Les grandes oreilles de Facebook
Sur Facebook, les contenus illicites sont interceptés aussitôt après publication. C’est un travail colossal, effectué principalement par un algorithme… mais aussi des employés formés à juger les contenus.
A première vue, il s’agit d’un immeuble comme il en pousse dans toutes les grandes villes. Moderne, anonyme, en forme d’ogive, à 500 mètres de la Sagrada Familia au cœur de Barcelone. Ceux qui travaillent ici, au CCC, le Competence Call Canter, sont pourtant soumis aux mêmes règles que les employés du Pentagone, et personne ne pénètre dans les vastes open spaces gardés comme Fort Knox. Nous sommes dans l’un des centres de modération du géant américain Facebook. Depuis Barcelone, des milliers d’employés surveillent tout ce qui circule sur le réseau social pour toute la zone Europe. Ce sont des modérateurs. Entre eux, ils se surnomment les « nettoyeurs » du web. A peu près rien ne leur échappe.
Une analyse humaine
sera toujours plus pertinente
que l’IA pour nuancer.
Facebook n’aime pas beaucoup communiquer sur ses méthodes et outils de modération. On estime qu’ils seraient plus de 30 000 répartis un peu partout dans le monde, chargés d’examiner plusieurs millions de contenus chaque jour. Des femmes et des hommes qui veillent au grain… mais également des machines. En effet, Facebook a mis au point un algorithme jalousement gardé qui ne laisse à peu près rien passer. Une image ou une photo qui n’obéirait pas aux standards de la communauté Facebook sera automatiquement censurée. Le hic étant de savoir ce qui est toléré ou non. Les exemples sont nombreux qui illustrent le fait que des appels à la haine sont passés entre les mailles sans faire frémir l’algorithme… quand la photo d’une poitrine à peine dévêtue a immédiatement été retirée par ce même algorithme qui « ratisse » toutes les images. On cite souvent l’exemple de cette campagne publicitaire de prévention du cancer du sein censurée au prétexte qu’elle montrait un téton, lequel a aussitôt été retiré de Facebook, la machine assimilant cette image à une illustration pornographique. D’où la nécessité d’une analyse humaine qui sera toujours plus pertinente que l’intelligence artificielle quand il s’agit de nuancer.
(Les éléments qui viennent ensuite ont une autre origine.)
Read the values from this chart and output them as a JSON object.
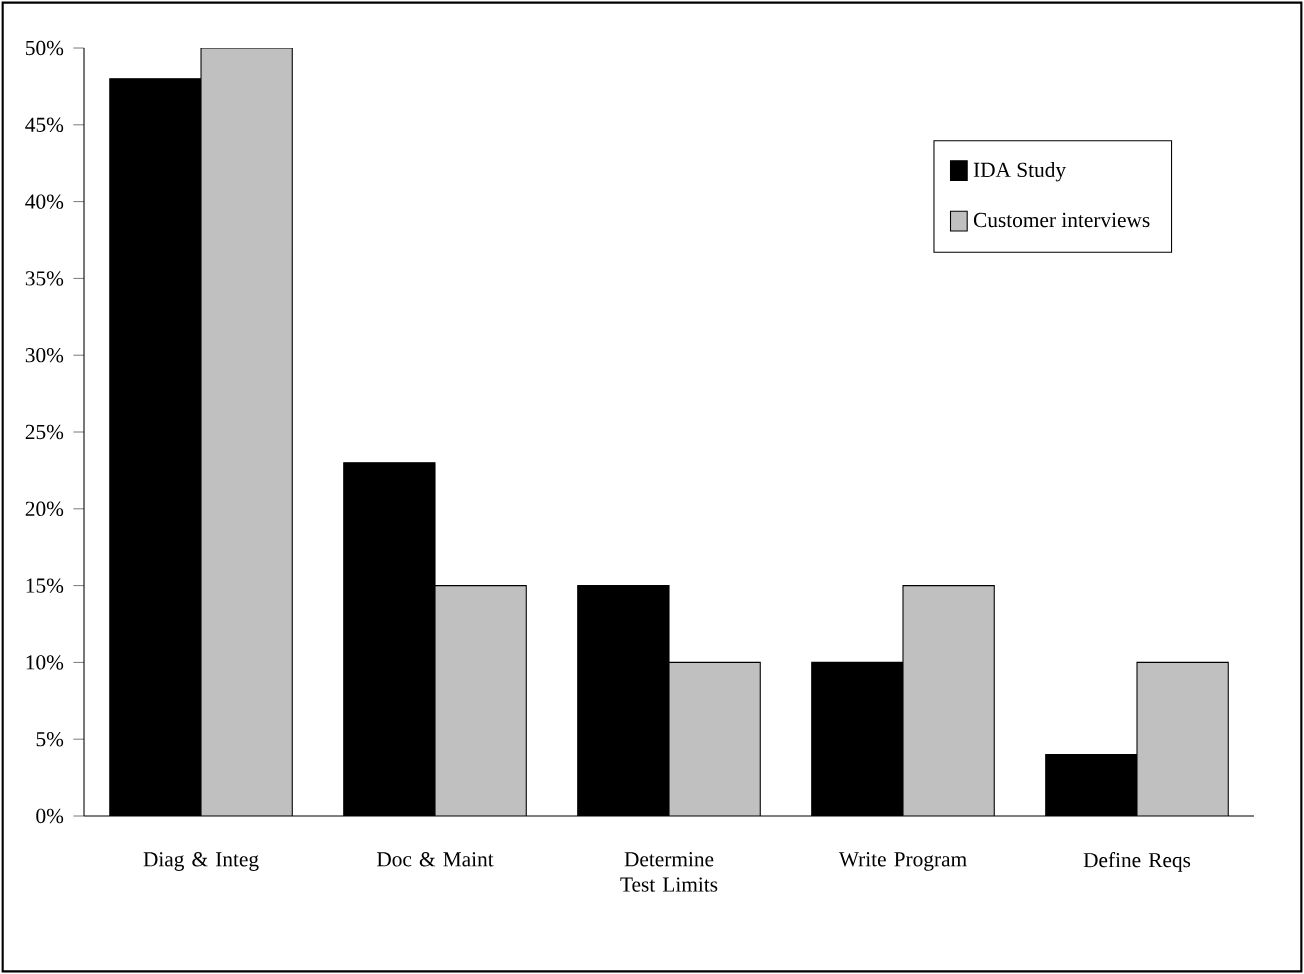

La tâche est colossale et Facebook peine à tout surveiller. En trois mois, début 2020, on estime que le réseau social a supprimé 22,5 millions de contenus haineux, dont 94,5% repérés par l’algorithme. L’être humain a cette capacité déconcertante à utiliser les réseaux sociaux pour véhiculer la haine, la violence, l’appel au meurtre, les vidéos les plus abominables… et à inventer sans cesse de nouveaux moyens pour contourner les règles. D’où la charte de modération établie par Facebook, un guide confié aux « nettoyeurs » qui n’ont pas l’autorisation de le divulguer. On sait que ce document confidentiel fait 300 pages et qu’il donne des clés à ceux qui décident de l’avenir d’un contenu : accepté ou refusé. Sans autre alternative, mais bien souvent avec des éléments de contextualisation nécessaires. Ce qui est acceptable dans un pays peut ne pas l’être ailleurs, quand il s’agit de discussion politique par exemple, ou de soutien à une cause. L’humain devra trancher entre ce qui peut être publié ou non. Avec un écueil : Facebook reconnaît l’extrême difficulté à s’entendre sur des règles applicables partout dans le monde, dans une démocratie comme dans un pays totalitaire, un pays laïc ou religieux, en guerre ou en paix. C’est le défi que doit relever chaque minute ce réseau social… mondial.